THE SALE of a Finglas shopping centre site for €13 million against the wishes of builder Brian Cunningham was central to his company’s unsuccessful marathon legal action against First Active, a High Court judge said yesterday.
Mr Justice Frank Clarke said he was satisfied there was not enough evidence to say the site was sold at “anything other than its proper value”.
The judge had last December ruled the Cunningham Group had failed to establish a prima-facie case either against First Active or a receiver sent in by the bank to take over the group in 2003.
Yesterday, he delivered a 169-page judgment outlining his reasons for his decisions.
The judge outlined how the sale of the shopping centre site in Finglas in 2002, which the Cunningham Group had bought for €9.5 million in 1998, was undertaken in the face of strenuous opposition by Mr Cunningham.
The Finglas venture was one of a number in which Cunninghams was involved. Others included an apartment/commercial development called Bailey Point in Salthill, Galway, and a housing scheme on the Malahide Road, Dublin.
The judge said the fate of all three developments, which were put into receivership by First Active, arose from difficulties over the Finglas site which First Active wanted to be sold to part-fund the Cunningham Group’s other projects. Mr Cunningham was “strenuously” opposed to this.
The decision to sell the site was taken by the board of the main Cunningham Group company, Moorview Developments Ltd, which included former taoiseach Albert Reynolds as its chairman and former IDA chief executive Pádraic White, and was taken at a time when the group was struggling, the judge said.
The Finglas property was eventually sold for €13 million to a client of First Active, but there was a further diminution of the funds available when the Cunningham Group’s solicitor, the now struck-off Michael Lynn, deducted €800,000 in legal fees, the judge noted. A number of attempts to get Mr Lynn to testify during the High Court action failed last year.
The financial position of the Cunningham Group was to worsen shortly afterwards at a time when Mr Cunningham employed another struck-off solicitor, Elio Malocco, in what the judge described as “a rather curious capacity” to write letters, in Mr Cunningham’s name, to First Active and others within the Cunningham Group.

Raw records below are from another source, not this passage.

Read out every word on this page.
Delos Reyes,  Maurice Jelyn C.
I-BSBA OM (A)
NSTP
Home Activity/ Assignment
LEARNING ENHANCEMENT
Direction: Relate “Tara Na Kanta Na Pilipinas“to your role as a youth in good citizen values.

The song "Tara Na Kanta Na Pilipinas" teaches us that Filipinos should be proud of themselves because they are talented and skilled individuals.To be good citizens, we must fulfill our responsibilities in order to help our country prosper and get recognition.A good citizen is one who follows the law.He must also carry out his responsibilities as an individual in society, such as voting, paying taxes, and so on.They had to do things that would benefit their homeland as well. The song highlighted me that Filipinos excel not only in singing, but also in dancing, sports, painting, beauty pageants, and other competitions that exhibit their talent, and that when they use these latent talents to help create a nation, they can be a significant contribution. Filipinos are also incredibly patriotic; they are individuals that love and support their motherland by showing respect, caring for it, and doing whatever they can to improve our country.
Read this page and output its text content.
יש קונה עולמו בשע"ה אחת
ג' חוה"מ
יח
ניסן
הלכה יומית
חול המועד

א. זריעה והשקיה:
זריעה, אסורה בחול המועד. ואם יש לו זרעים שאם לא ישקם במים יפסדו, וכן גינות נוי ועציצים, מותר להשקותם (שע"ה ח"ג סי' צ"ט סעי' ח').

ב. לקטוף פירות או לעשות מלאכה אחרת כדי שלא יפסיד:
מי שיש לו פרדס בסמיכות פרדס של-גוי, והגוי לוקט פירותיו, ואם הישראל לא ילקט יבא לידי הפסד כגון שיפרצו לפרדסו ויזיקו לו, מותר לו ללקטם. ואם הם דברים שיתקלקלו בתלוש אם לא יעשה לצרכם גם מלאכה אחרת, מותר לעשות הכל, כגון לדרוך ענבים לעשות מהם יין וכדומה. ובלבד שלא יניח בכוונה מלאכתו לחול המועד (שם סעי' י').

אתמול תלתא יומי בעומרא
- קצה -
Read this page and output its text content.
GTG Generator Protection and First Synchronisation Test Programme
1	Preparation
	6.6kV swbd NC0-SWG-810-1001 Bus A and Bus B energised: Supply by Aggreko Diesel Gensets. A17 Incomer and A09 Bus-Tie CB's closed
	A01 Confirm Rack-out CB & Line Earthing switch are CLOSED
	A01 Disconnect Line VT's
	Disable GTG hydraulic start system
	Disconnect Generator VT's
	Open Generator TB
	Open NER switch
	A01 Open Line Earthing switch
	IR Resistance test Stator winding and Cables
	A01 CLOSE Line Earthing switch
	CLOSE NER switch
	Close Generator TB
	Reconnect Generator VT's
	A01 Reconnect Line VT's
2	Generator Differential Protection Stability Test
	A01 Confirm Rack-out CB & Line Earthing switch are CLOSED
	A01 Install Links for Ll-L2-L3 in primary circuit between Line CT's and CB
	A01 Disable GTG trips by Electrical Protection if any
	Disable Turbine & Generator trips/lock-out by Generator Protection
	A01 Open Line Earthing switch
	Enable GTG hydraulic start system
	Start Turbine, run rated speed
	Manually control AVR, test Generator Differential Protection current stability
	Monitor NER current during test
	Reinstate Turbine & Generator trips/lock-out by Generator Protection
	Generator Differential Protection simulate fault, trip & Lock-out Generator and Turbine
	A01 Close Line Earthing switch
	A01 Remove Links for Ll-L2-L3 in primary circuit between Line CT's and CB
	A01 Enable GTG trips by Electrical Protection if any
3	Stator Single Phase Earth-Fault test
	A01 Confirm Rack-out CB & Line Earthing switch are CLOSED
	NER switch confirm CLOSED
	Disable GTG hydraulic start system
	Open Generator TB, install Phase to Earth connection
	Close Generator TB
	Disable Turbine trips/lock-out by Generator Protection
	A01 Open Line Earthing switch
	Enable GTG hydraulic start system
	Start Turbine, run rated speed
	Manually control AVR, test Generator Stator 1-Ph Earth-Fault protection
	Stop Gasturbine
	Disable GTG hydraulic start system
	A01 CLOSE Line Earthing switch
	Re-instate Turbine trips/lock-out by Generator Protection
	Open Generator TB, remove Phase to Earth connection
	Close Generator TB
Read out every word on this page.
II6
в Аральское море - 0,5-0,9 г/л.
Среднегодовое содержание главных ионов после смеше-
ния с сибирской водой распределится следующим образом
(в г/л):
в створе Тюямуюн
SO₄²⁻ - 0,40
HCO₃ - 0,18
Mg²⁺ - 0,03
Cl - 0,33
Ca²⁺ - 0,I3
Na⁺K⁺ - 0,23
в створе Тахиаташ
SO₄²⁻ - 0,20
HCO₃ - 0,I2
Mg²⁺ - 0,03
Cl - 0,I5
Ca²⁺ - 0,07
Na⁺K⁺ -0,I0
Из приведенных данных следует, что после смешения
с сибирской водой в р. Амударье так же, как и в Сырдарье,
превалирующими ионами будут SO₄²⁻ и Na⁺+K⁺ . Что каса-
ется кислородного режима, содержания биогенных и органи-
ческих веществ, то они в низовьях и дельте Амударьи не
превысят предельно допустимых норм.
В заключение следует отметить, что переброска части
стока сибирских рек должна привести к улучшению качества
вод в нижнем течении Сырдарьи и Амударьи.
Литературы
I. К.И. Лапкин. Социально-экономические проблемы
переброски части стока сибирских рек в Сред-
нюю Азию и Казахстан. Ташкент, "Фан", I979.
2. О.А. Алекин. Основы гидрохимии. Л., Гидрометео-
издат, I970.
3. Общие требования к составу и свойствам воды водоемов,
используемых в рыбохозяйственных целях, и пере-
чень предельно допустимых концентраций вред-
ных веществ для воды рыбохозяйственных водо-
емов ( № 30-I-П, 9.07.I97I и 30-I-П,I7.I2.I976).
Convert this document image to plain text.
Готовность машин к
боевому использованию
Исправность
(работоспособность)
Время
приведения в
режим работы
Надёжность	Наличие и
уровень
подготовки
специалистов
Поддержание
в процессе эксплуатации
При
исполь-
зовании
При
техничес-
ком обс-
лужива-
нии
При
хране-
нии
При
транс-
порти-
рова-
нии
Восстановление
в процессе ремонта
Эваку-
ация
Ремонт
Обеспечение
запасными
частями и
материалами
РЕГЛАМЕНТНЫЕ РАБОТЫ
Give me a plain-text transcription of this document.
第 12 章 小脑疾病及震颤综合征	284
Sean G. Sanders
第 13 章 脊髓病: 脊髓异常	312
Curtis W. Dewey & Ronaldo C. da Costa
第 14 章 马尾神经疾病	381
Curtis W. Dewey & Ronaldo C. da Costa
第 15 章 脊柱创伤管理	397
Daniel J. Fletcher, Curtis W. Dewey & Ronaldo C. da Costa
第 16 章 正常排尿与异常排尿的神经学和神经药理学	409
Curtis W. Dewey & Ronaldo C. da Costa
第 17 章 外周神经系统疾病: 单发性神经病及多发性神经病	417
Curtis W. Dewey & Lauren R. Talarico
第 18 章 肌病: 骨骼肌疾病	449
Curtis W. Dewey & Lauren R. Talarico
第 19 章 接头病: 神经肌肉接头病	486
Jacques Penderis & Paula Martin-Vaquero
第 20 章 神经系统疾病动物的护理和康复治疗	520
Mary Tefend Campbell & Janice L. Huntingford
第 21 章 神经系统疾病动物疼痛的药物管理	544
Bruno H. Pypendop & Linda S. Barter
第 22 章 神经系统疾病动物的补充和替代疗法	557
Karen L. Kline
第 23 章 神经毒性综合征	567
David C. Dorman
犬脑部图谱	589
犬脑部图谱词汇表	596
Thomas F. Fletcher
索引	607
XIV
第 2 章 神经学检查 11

It was impossible to avoid the conclusion that the effect of many of those letters was to “create as much difficulty for those parties as possible”. It was during this letter- writing campaign that relations between Mr Cunningham and his fellow directors (including Mr Reynolds and Mr White) “deteriorated significantly” and did not fall short of what First Active had characterised as “open warfare”.
After a crisis meeting between First Active and the Cunningham Group directors (excluding Brian Cunningham) in April 2003, a receiver was appointed.
Mr Justice Clarke said there was no evidence on the core claim of fraudulent misrepresentation by First Active in relation to the future funding of Cunninghams following the sale of Finglas.